Pembabatan Hutan Mangrove oleh PT. KNM, Polres Mabar Akan Lakukan Penyelidikan

Avatar photo
Pengrusakan kawasan hutan mangrove oleh PT.KNM di kawasan Ketentang, Desa Batu Cermin, Kecamatan Komodo, Manggarai Barat, NTT. Foto/Ist

Labuan Bajo, Okebajo.com, – Keindahan alam Labuan Bajo sebagai kota super premium mulai tercoreng oleh tindakan merusak lingkungan yang dilakukan oleh PT. Karya Nusa Mahardika (KNM).

Dari tahun 2021, mereka diduga merusak hutan mangrove yang berlokasi di Pinggir Pantai, Jalan Ketentang – Desa Batu Cermin, Kecamatan Komodo – Kabupaten Manggarai Barat, untuk membangun pusat pendistribusian material pembangunan Resort dan Hotel Wae Watu miliknya.

Tindakan ini mendapat perhatian serius dari Kapolres Manggarai Barat, AKBP Ari Satmoko. Ia menegaskan bahwa pihak polres Mabar akan melakukan penyelidikan menyeluruh dan siap untuk tindakan tegas jika terbukti adanya pelanggaran.

“Terkait PT. KNM itu saya sudah perintahkan untuk lakukan Lidik, namun sampai sekarang belum ada laporan. pada intinya kita siap untuk lakukan penyelidikan,” jelas Kapolres Mabar, Jumat, (29/09/2023) siang.

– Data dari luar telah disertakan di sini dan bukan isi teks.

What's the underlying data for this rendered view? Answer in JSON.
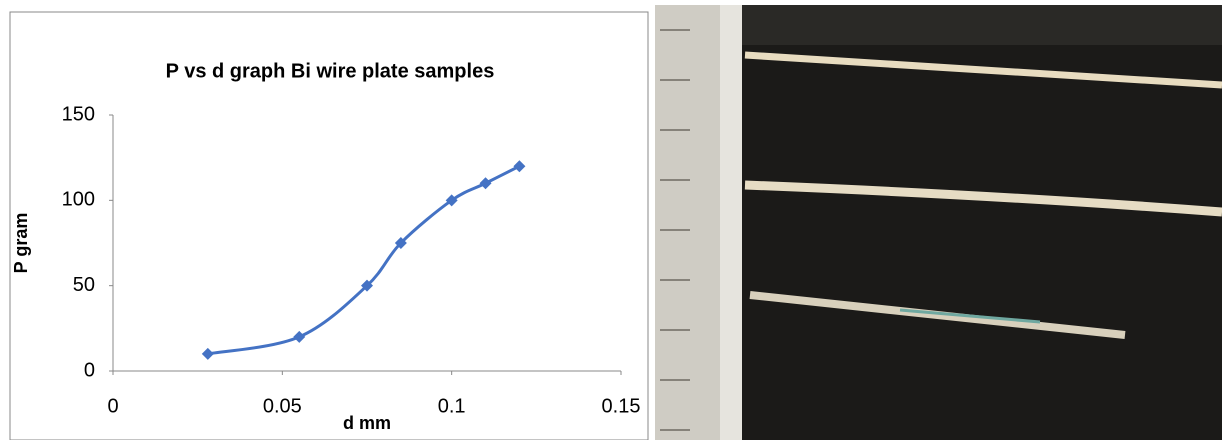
{
  "chart_data": {
    "type": "scatter",
    "title": "P vs d graph Bi wire plate  samples",
    "x_label": "d mm",
    "y_label": "P gram",
    "series": [
      {
        "name": "P",
        "color": "#4472c4",
        "x": [
          0.028,
          0.055,
          0.075,
          0.085,
          0.1,
          0.11,
          0.12
        ],
        "values": [
          10,
          20,
          50,
          75,
          100,
          110,
          120
        ]
      }
    ],
    "xlim": [
      0,
      0.15
    ],
    "xticks": [
      0,
      0.05,
      0.1,
      0.15
    ],
    "ylim": [
      0,
      150
    ],
    "yticks": [
      0,
      50,
      100,
      150
    ],
    "grid": false,
    "smooth": true
  }
}
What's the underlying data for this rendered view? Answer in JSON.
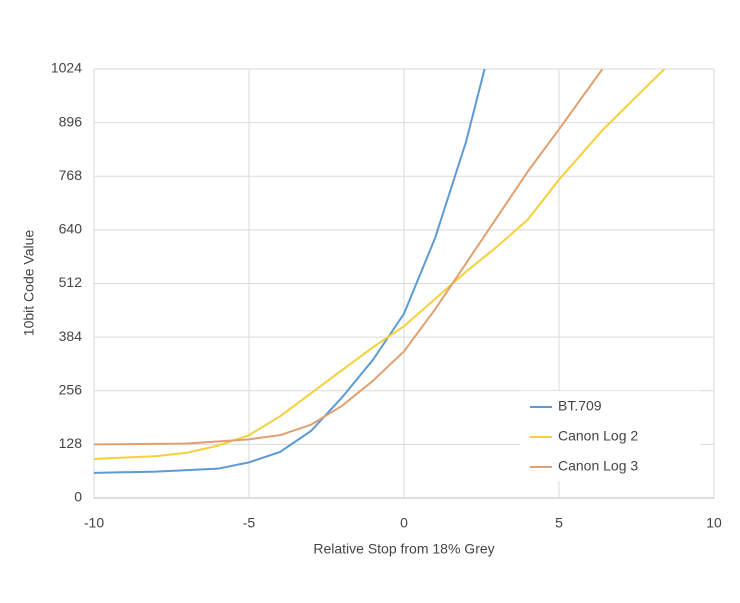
{
  "chart_data": {
    "type": "line",
    "xlabel": "Relative Stop from 18% Grey",
    "ylabel": "10bit Code Value",
    "xlim": [
      -10,
      10
    ],
    "xticks": [
      -10,
      -5,
      0,
      5,
      10
    ],
    "ylim": [
      0,
      1024
    ],
    "yticks": [
      0,
      128,
      256,
      384,
      512,
      640,
      768,
      896,
      1024
    ],
    "grid": true,
    "legend": "lower right",
    "series": [
      {
        "name": "BT.709",
        "color": "#5b9bd5",
        "x": [
          -10,
          -8,
          -6,
          -5,
          -4,
          -3,
          -2,
          -1,
          0,
          1,
          2,
          2.6
        ],
        "values": [
          60,
          63,
          70,
          85,
          110,
          160,
          240,
          330,
          440,
          620,
          850,
          1024
        ]
      },
      {
        "name": "Canon Log 2",
        "color": "#f5d03a",
        "x": [
          -10,
          -8,
          -7,
          -6,
          -5,
          -4,
          -3,
          -2,
          -1,
          0,
          1,
          2,
          3,
          4,
          5,
          6.4,
          8.4
        ],
        "values": [
          93,
          100,
          108,
          125,
          150,
          195,
          250,
          305,
          360,
          410,
          475,
          540,
          600,
          665,
          760,
          878,
          1024
        ]
      },
      {
        "name": "Canon Log 3",
        "color": "#e0a070",
        "x": [
          -10,
          -7,
          -5,
          -4,
          -3,
          -2,
          -1,
          0,
          1,
          2,
          3,
          4,
          5,
          6.4
        ],
        "values": [
          128,
          130,
          140,
          150,
          175,
          220,
          280,
          350,
          450,
          560,
          670,
          780,
          880,
          1024
        ]
      }
    ]
  }
}
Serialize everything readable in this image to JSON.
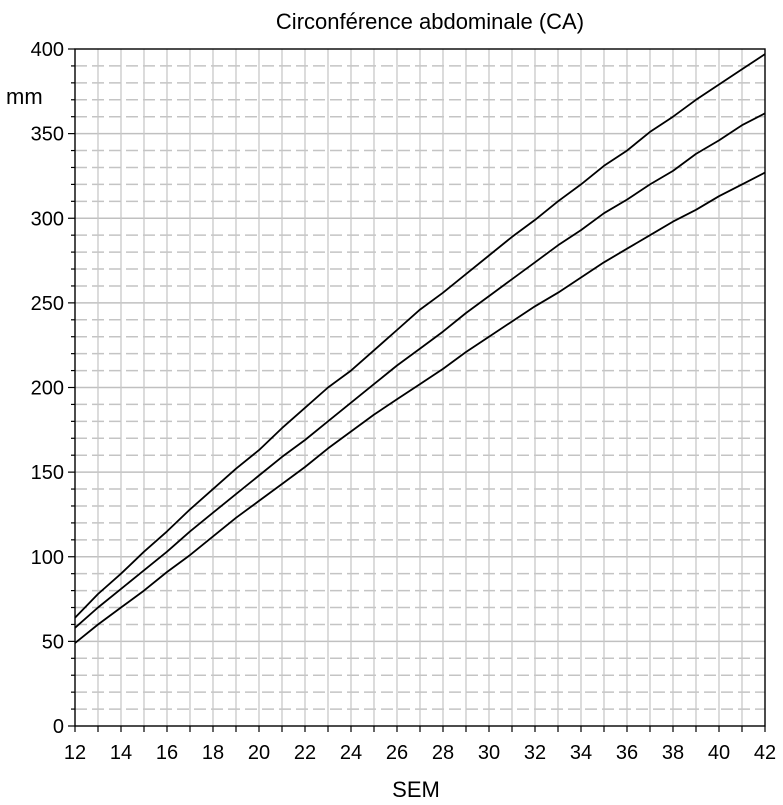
{
  "chart_data": {
    "type": "line",
    "title": "Circonférence abdominale (CA)",
    "xlabel": "SEM",
    "ylabel": "mm",
    "xlim": [
      12,
      42
    ],
    "ylim": [
      0,
      400
    ],
    "x_ticks": [
      12,
      14,
      16,
      18,
      20,
      22,
      24,
      26,
      28,
      30,
      32,
      34,
      36,
      38,
      40,
      42
    ],
    "y_ticks": [
      0,
      50,
      100,
      150,
      200,
      250,
      300,
      350,
      400
    ],
    "grid": {
      "x_major_step": 1,
      "y_minor_step": 10,
      "y_major_step": 50
    },
    "x": [
      12,
      13,
      14,
      15,
      16,
      17,
      18,
      19,
      20,
      21,
      22,
      23,
      24,
      25,
      26,
      27,
      28,
      29,
      30,
      31,
      32,
      33,
      34,
      35,
      36,
      37,
      38,
      39,
      40,
      41,
      42
    ],
    "series": [
      {
        "values": [
          64,
          78,
          90,
          103,
          115,
          128,
          140,
          152,
          163,
          176,
          188,
          200,
          210,
          222,
          234,
          246,
          256,
          267,
          278,
          289,
          299,
          310,
          320,
          331,
          340,
          351,
          360,
          370,
          379,
          388,
          397
        ]
      },
      {
        "values": [
          58,
          70,
          81,
          92,
          103,
          115,
          126,
          137,
          148,
          159,
          169,
          180,
          191,
          202,
          213,
          223,
          233,
          244,
          254,
          264,
          274,
          284,
          293,
          303,
          311,
          320,
          328,
          338,
          346,
          355,
          362
        ]
      },
      {
        "values": [
          49,
          60,
          70,
          80,
          91,
          101,
          112,
          123,
          133,
          143,
          153,
          164,
          174,
          184,
          193,
          202,
          211,
          221,
          230,
          239,
          248,
          256,
          265,
          274,
          282,
          290,
          298,
          305,
          313,
          320,
          327
        ]
      }
    ]
  }
}
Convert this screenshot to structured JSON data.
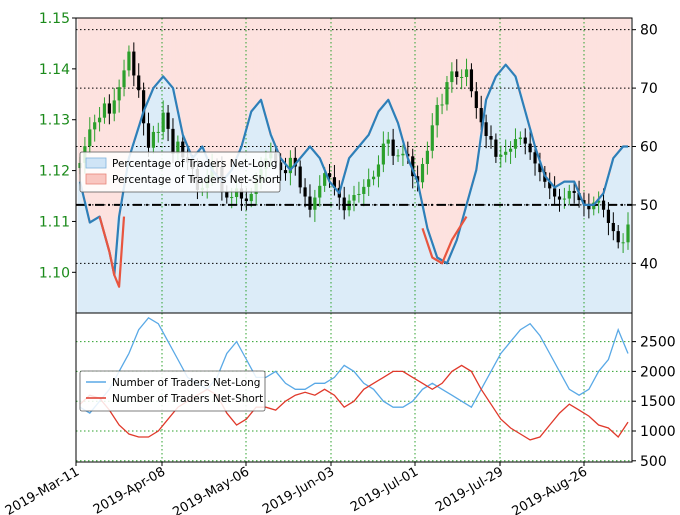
{
  "colors": {
    "candle_up": "#2ca02c",
    "candle_down": "#000000",
    "pct_long_line": "#2e7fb8",
    "pct_short_line": "#e8553f",
    "long_fill": "#dcecf8",
    "short_fill": "#fde2df",
    "count_long_line": "#5aa9e6",
    "count_short_line": "#e0392b",
    "left_tick_color": "#1a8a1a",
    "grid": "#2ca02c"
  },
  "chart_data": [
    {
      "type": "line",
      "panel": "price-and-sentiment",
      "title": "",
      "left_axis": {
        "label": "",
        "ylim": [
          1.092,
          1.15
        ],
        "ticks": [
          "1.10",
          "1.11",
          "1.12",
          "1.13",
          "1.14",
          "1.15"
        ]
      },
      "right_axis": {
        "label": "",
        "ylim": [
          31.5,
          82
        ],
        "ticks": [
          "40",
          "50",
          "60",
          "70",
          "80"
        ]
      },
      "threshold": 50,
      "grid": true,
      "legend": {
        "placement": "upper-left",
        "entries": [
          "Percentage of Traders Net-Long",
          "Percentage of Traders Net-Short"
        ]
      },
      "candles": {
        "close": [
          1.1215,
          1.1248,
          1.1281,
          1.1295,
          1.1304,
          1.1332,
          1.1312,
          1.1338,
          1.1364,
          1.1397,
          1.1434,
          1.1387,
          1.1358,
          1.1293,
          1.1245,
          1.1276,
          1.1276,
          1.1314,
          1.1282,
          1.1233,
          1.1257,
          1.1226,
          1.1216,
          1.1203,
          1.1162,
          1.1166,
          1.1185,
          1.1209,
          1.1207,
          1.1159,
          1.1147,
          1.1148,
          1.1165,
          1.1145,
          1.114,
          1.1154,
          1.1178,
          1.1203,
          1.1224,
          1.1234,
          1.1216,
          1.1201,
          1.1195,
          1.1225,
          1.1208,
          1.1167,
          1.1149,
          1.1123,
          1.1147,
          1.117,
          1.1195,
          1.1187,
          1.1166,
          1.1147,
          1.1122,
          1.1141,
          1.1152,
          1.1154,
          1.1168,
          1.1183,
          1.1188,
          1.1212,
          1.1253,
          1.1261,
          1.1229,
          1.123,
          1.1233,
          1.1228,
          1.1189,
          1.1177,
          1.1213,
          1.1239,
          1.1289,
          1.1329,
          1.133,
          1.1374,
          1.1395,
          1.1384,
          1.1384,
          1.1399,
          1.1356,
          1.1323,
          1.1295,
          1.1268,
          1.1261,
          1.1227,
          1.1231,
          1.1237,
          1.1243,
          1.1262,
          1.1265,
          1.1253,
          1.1236,
          1.1214,
          1.1197,
          1.1178,
          1.1165,
          1.1149,
          1.1143,
          1.1145,
          1.116,
          1.1156,
          1.1142,
          1.1134,
          1.1124,
          1.1137,
          1.1141,
          1.1123,
          1.1097,
          1.1081,
          1.1059,
          1.1059,
          1.1094
        ],
        "count": 113,
        "note_days": "daily sessions from 2019-Mar-11"
      },
      "pct_long": {
        "name": "Percentage of Traders Net-Long",
        "points": [
          [
            0,
            54
          ],
          [
            2,
            47
          ],
          [
            4,
            48
          ],
          [
            6,
            42
          ],
          [
            7,
            38
          ],
          [
            8,
            48
          ],
          [
            10,
            58
          ],
          [
            13,
            66
          ],
          [
            15,
            70
          ],
          [
            17,
            72
          ],
          [
            19,
            70
          ],
          [
            21,
            62
          ],
          [
            23,
            58
          ],
          [
            25,
            60
          ],
          [
            27,
            56
          ],
          [
            29,
            54
          ],
          [
            31,
            56
          ],
          [
            33,
            60
          ],
          [
            35,
            66
          ],
          [
            37,
            68
          ],
          [
            39,
            62
          ],
          [
            41,
            58
          ],
          [
            43,
            56
          ],
          [
            45,
            58
          ],
          [
            47,
            60
          ],
          [
            49,
            58
          ],
          [
            51,
            54
          ],
          [
            53,
            52
          ],
          [
            55,
            58
          ],
          [
            57,
            60
          ],
          [
            59,
            62
          ],
          [
            61,
            66
          ],
          [
            63,
            68
          ],
          [
            65,
            64
          ],
          [
            67,
            58
          ],
          [
            69,
            54
          ],
          [
            71,
            46
          ],
          [
            73,
            41
          ],
          [
            75,
            40
          ],
          [
            77,
            44
          ],
          [
            79,
            50
          ],
          [
            81,
            56
          ],
          [
            83,
            68
          ],
          [
            85,
            72
          ],
          [
            87,
            74
          ],
          [
            89,
            72
          ],
          [
            91,
            66
          ],
          [
            93,
            60
          ],
          [
            95,
            55
          ],
          [
            97,
            53
          ],
          [
            99,
            54
          ],
          [
            101,
            54
          ],
          [
            103,
            50
          ],
          [
            105,
            50
          ],
          [
            107,
            52
          ],
          [
            109,
            58
          ],
          [
            111,
            60
          ],
          [
            112,
            60
          ]
        ]
      },
      "pct_short": {
        "name": "Percentage of Traders Net-Short",
        "points": [
          [
            4,
            48
          ],
          [
            6,
            42
          ],
          [
            7,
            38
          ],
          [
            8,
            36
          ],
          [
            9,
            48
          ],
          [
            70,
            46
          ],
          [
            72,
            41
          ],
          [
            74,
            40
          ],
          [
            76,
            44
          ],
          [
            79,
            48
          ]
        ]
      }
    },
    {
      "type": "line",
      "panel": "trader-counts",
      "title": "",
      "right_axis": {
        "label": "",
        "ylim": [
          480,
          2980
        ],
        "ticks": [
          "500",
          "1000",
          "1500",
          "2000",
          "2500"
        ]
      },
      "grid": true,
      "legend": {
        "placement": "upper-left",
        "entries": [
          "Number of Traders Net-Long",
          "Number of Traders Net-Short"
        ]
      },
      "x_tick_labels": [
        "2019-Mar-11",
        "2019-Apr-08",
        "2019-May-06",
        "2019-Jun-03",
        "2019-Jul-01",
        "2019-Jul-29",
        "2019-Aug-26"
      ],
      "series": [
        {
          "name": "Number of Traders Net-Long",
          "points": [
            [
              0,
              1400
            ],
            [
              2,
              1300
            ],
            [
              4,
              1500
            ],
            [
              6,
              1700
            ],
            [
              8,
              2000
            ],
            [
              10,
              2300
            ],
            [
              12,
              2700
            ],
            [
              14,
              2900
            ],
            [
              16,
              2800
            ],
            [
              18,
              2500
            ],
            [
              20,
              2200
            ],
            [
              22,
              1900
            ],
            [
              24,
              1800
            ],
            [
              26,
              1700
            ],
            [
              28,
              1900
            ],
            [
              30,
              2300
            ],
            [
              32,
              2500
            ],
            [
              34,
              2200
            ],
            [
              36,
              1900
            ],
            [
              38,
              1900
            ],
            [
              40,
              2000
            ],
            [
              42,
              1800
            ],
            [
              44,
              1700
            ],
            [
              46,
              1700
            ],
            [
              48,
              1800
            ],
            [
              50,
              1800
            ],
            [
              52,
              1900
            ],
            [
              54,
              2100
            ],
            [
              56,
              2000
            ],
            [
              58,
              1800
            ],
            [
              60,
              1700
            ],
            [
              62,
              1500
            ],
            [
              64,
              1400
            ],
            [
              66,
              1400
            ],
            [
              68,
              1500
            ],
            [
              70,
              1700
            ],
            [
              72,
              1800
            ],
            [
              74,
              1700
            ],
            [
              76,
              1600
            ],
            [
              78,
              1500
            ],
            [
              80,
              1400
            ],
            [
              82,
              1700
            ],
            [
              84,
              2000
            ],
            [
              86,
              2300
            ],
            [
              88,
              2500
            ],
            [
              90,
              2700
            ],
            [
              92,
              2800
            ],
            [
              94,
              2600
            ],
            [
              96,
              2300
            ],
            [
              98,
              2000
            ],
            [
              100,
              1700
            ],
            [
              102,
              1600
            ],
            [
              104,
              1700
            ],
            [
              106,
              2000
            ],
            [
              108,
              2200
            ],
            [
              110,
              2700
            ],
            [
              112,
              2300
            ]
          ]
        },
        {
          "name": "Number of Traders Net-Short",
          "points": [
            [
              0,
              1450
            ],
            [
              2,
              1600
            ],
            [
              4,
              1550
            ],
            [
              6,
              1350
            ],
            [
              8,
              1100
            ],
            [
              10,
              950
            ],
            [
              12,
              900
            ],
            [
              14,
              900
            ],
            [
              16,
              1000
            ],
            [
              18,
              1200
            ],
            [
              20,
              1400
            ],
            [
              22,
              1500
            ],
            [
              24,
              1600
            ],
            [
              26,
              1700
            ],
            [
              28,
              1600
            ],
            [
              30,
              1300
            ],
            [
              32,
              1100
            ],
            [
              34,
              1200
            ],
            [
              36,
              1400
            ],
            [
              38,
              1400
            ],
            [
              40,
              1350
            ],
            [
              42,
              1500
            ],
            [
              44,
              1600
            ],
            [
              46,
              1650
            ],
            [
              48,
              1600
            ],
            [
              50,
              1700
            ],
            [
              52,
              1600
            ],
            [
              54,
              1400
            ],
            [
              56,
              1500
            ],
            [
              58,
              1700
            ],
            [
              60,
              1800
            ],
            [
              62,
              1900
            ],
            [
              64,
              2000
            ],
            [
              66,
              2000
            ],
            [
              68,
              1900
            ],
            [
              70,
              1800
            ],
            [
              72,
              1700
            ],
            [
              74,
              1800
            ],
            [
              76,
              2000
            ],
            [
              78,
              2100
            ],
            [
              80,
              2000
            ],
            [
              82,
              1700
            ],
            [
              84,
              1450
            ],
            [
              86,
              1200
            ],
            [
              88,
              1050
            ],
            [
              90,
              950
            ],
            [
              92,
              850
            ],
            [
              94,
              900
            ],
            [
              96,
              1100
            ],
            [
              98,
              1300
            ],
            [
              100,
              1450
            ],
            [
              102,
              1350
            ],
            [
              104,
              1250
            ],
            [
              106,
              1100
            ],
            [
              108,
              1050
            ],
            [
              110,
              900
            ],
            [
              112,
              1150
            ]
          ]
        }
      ]
    }
  ]
}
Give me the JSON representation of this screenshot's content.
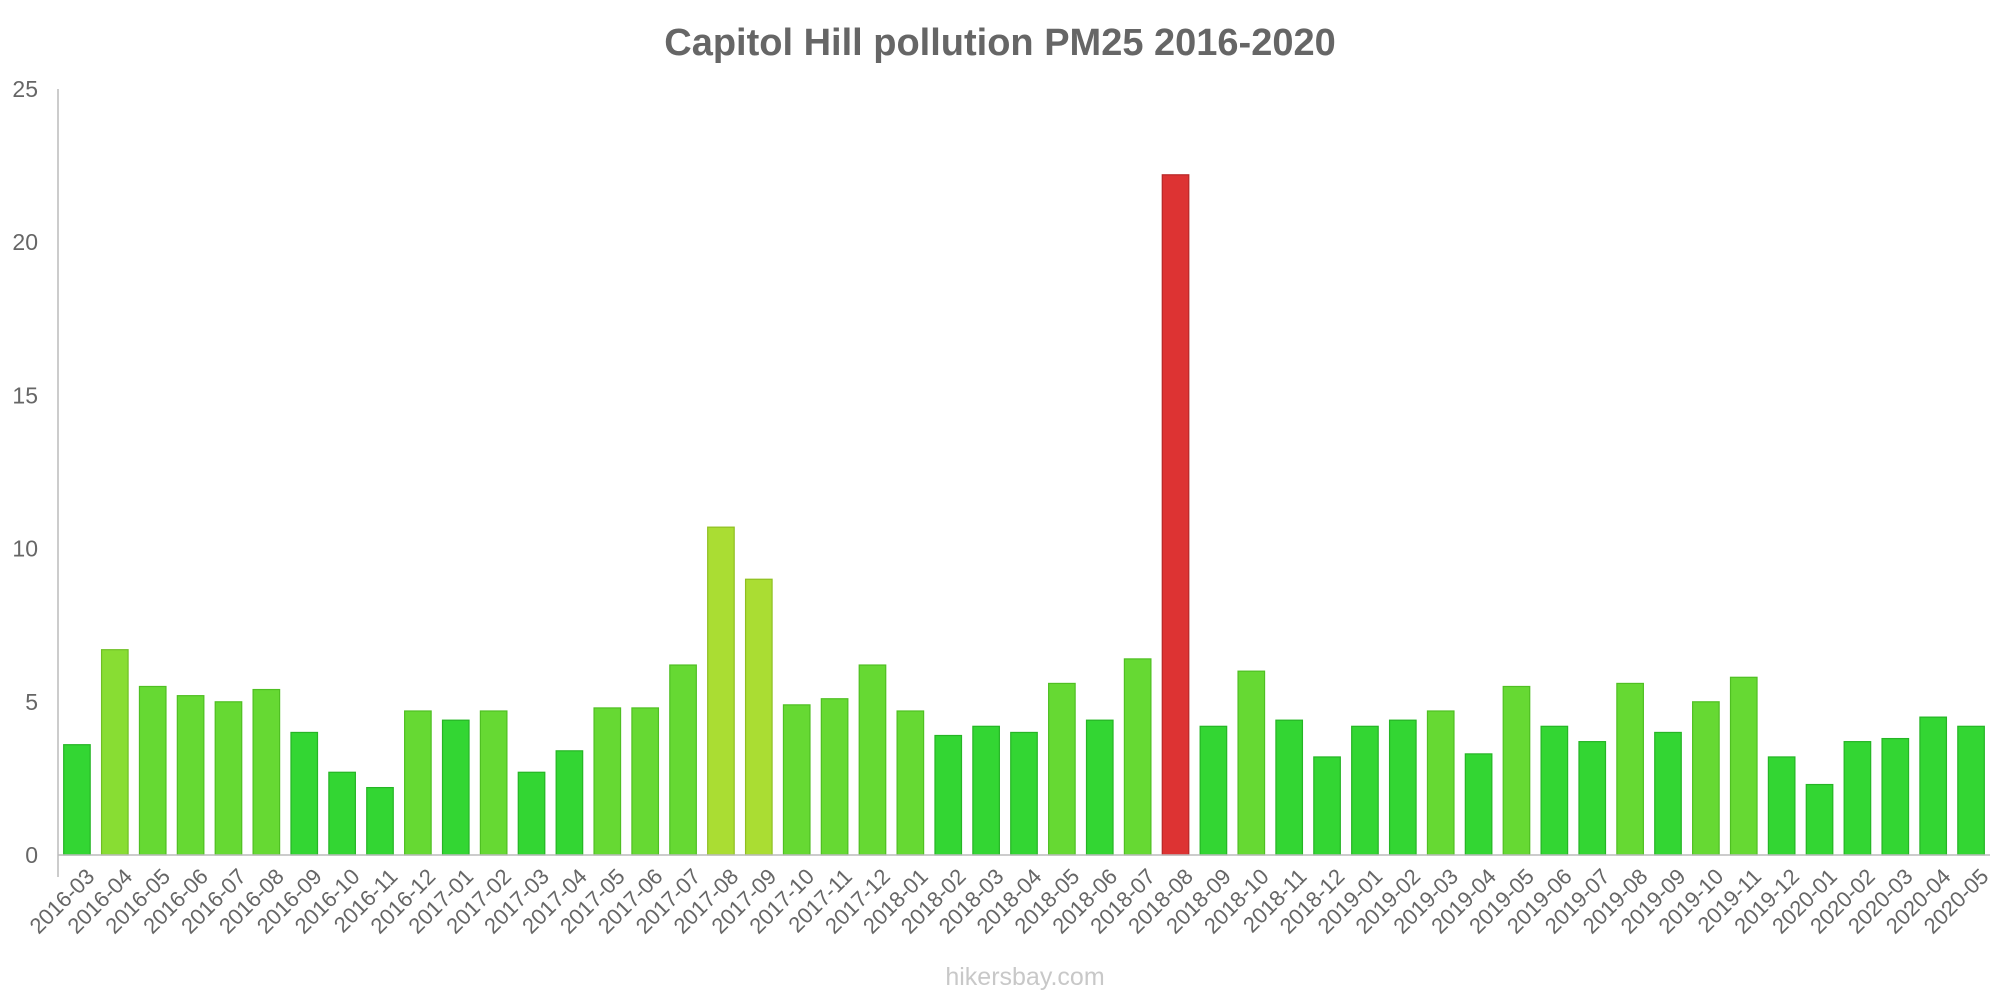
{
  "chart_data": {
    "type": "bar",
    "title": "Capitol Hill pollution PM25 2016-2020",
    "xlabel": "",
    "ylabel": "",
    "ylim": [
      0,
      25
    ],
    "y_ticks": [
      "0",
      "5",
      "10",
      "15",
      "20",
      "25"
    ],
    "grid": false,
    "legend": "none",
    "categories": [
      "2016-03",
      "2016-04",
      "2016-05",
      "2016-06",
      "2016-07",
      "2016-08",
      "2016-09",
      "2016-10",
      "2016-11",
      "2016-12",
      "2017-01",
      "2017-02",
      "2017-03",
      "2017-04",
      "2017-05",
      "2017-06",
      "2017-07",
      "2017-08",
      "2017-09",
      "2017-10",
      "2017-11",
      "2017-12",
      "2018-01",
      "2018-02",
      "2018-03",
      "2018-04",
      "2018-05",
      "2018-06",
      "2018-07",
      "2018-08",
      "2018-09",
      "2018-10",
      "2018-11",
      "2018-12",
      "2019-01",
      "2019-02",
      "2019-03",
      "2019-04",
      "2019-05",
      "2019-06",
      "2019-07",
      "2019-08",
      "2019-09",
      "2019-10",
      "2019-11",
      "2019-12",
      "2020-01",
      "2020-02",
      "2020-03",
      "2020-04",
      "2020-05"
    ],
    "values": [
      3.6,
      6.7,
      5.5,
      5.2,
      5.0,
      5.4,
      4.0,
      2.7,
      2.2,
      4.7,
      4.4,
      4.7,
      2.7,
      3.4,
      4.8,
      4.8,
      6.2,
      10.7,
      9.0,
      4.9,
      5.1,
      6.2,
      4.7,
      3.9,
      4.2,
      4.0,
      5.6,
      4.4,
      6.4,
      22.2,
      4.2,
      6.0,
      4.4,
      3.2,
      4.2,
      4.4,
      4.7,
      3.3,
      5.5,
      4.2,
      3.7,
      5.6,
      4.0,
      5.0,
      5.8,
      3.2,
      2.3,
      3.7,
      3.8,
      4.5,
      4.2
    ],
    "colors": {
      "low": "#33d633",
      "moderate": "#66d933",
      "elevated": "#88dd33",
      "high": "#aadd33",
      "very_high": "#dd3333",
      "axis": "#bbbbbb",
      "text": "#666666"
    }
  },
  "watermark": "hikersbay.com"
}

Sebelumnya, dari hasil penelusuran, lokasi tersebut telah mengalami perubahan drastis, dengan bangunan permanen yang berdiri di atas bekas pohon mangrove yang telah ditebang.

Salah satu pekerja dilokasi mengungkapkan, penebangan yang dilakukan sejak tahun 2021, dan setelahnya pihak PT.KNM menimbun kawasan tersebut dan perlahan mendirikan bangunan permanen.

“Ia sekitar 2021 ini pohon-pohon dulu di angkat pakai eksavator. Io setelah itu bangun ini bangunan”, tutur pekerja.

Pekerja itu juga membeberkan, bahwa saat ini lokasi tersebut dijadikan sebagai tempat tinggal sementara para pekerja PT.KNM yanh tengah membangun hotel di lokasi yang tidak jauh dari kawasan pembabatan mangrove.

Dilansir dari berbagai sumber, merujuk pada Undang-Undang Nomor 1 Tahun 2014 tentang Perubahan atas Undang-undang Nomor 27 Tahun 2007 tentang Pengelolaan Wilayah Pesisir dan Pulau-pulau Kecil, yang pada Pasal 35 huruf (f) dan (g) menyatakan : “Dalam pemanfaatan Wilayah Pesisir dan Pulau-pulau kecil, setiap orang secara langsung atau tidak langsung dilarang :

(f). melakukan konversi Ekosistem mangrove di Kawasan atau Zona budidaya yang tidak memperhitungkan keberlanjutan fungsi ekologis Pesisir dan Pulau-pulau kecil;

(g). menebang mangrove di kawasan konservasi untuk kegiatan industri, pemukiman, dan/atau kegiatan lain“.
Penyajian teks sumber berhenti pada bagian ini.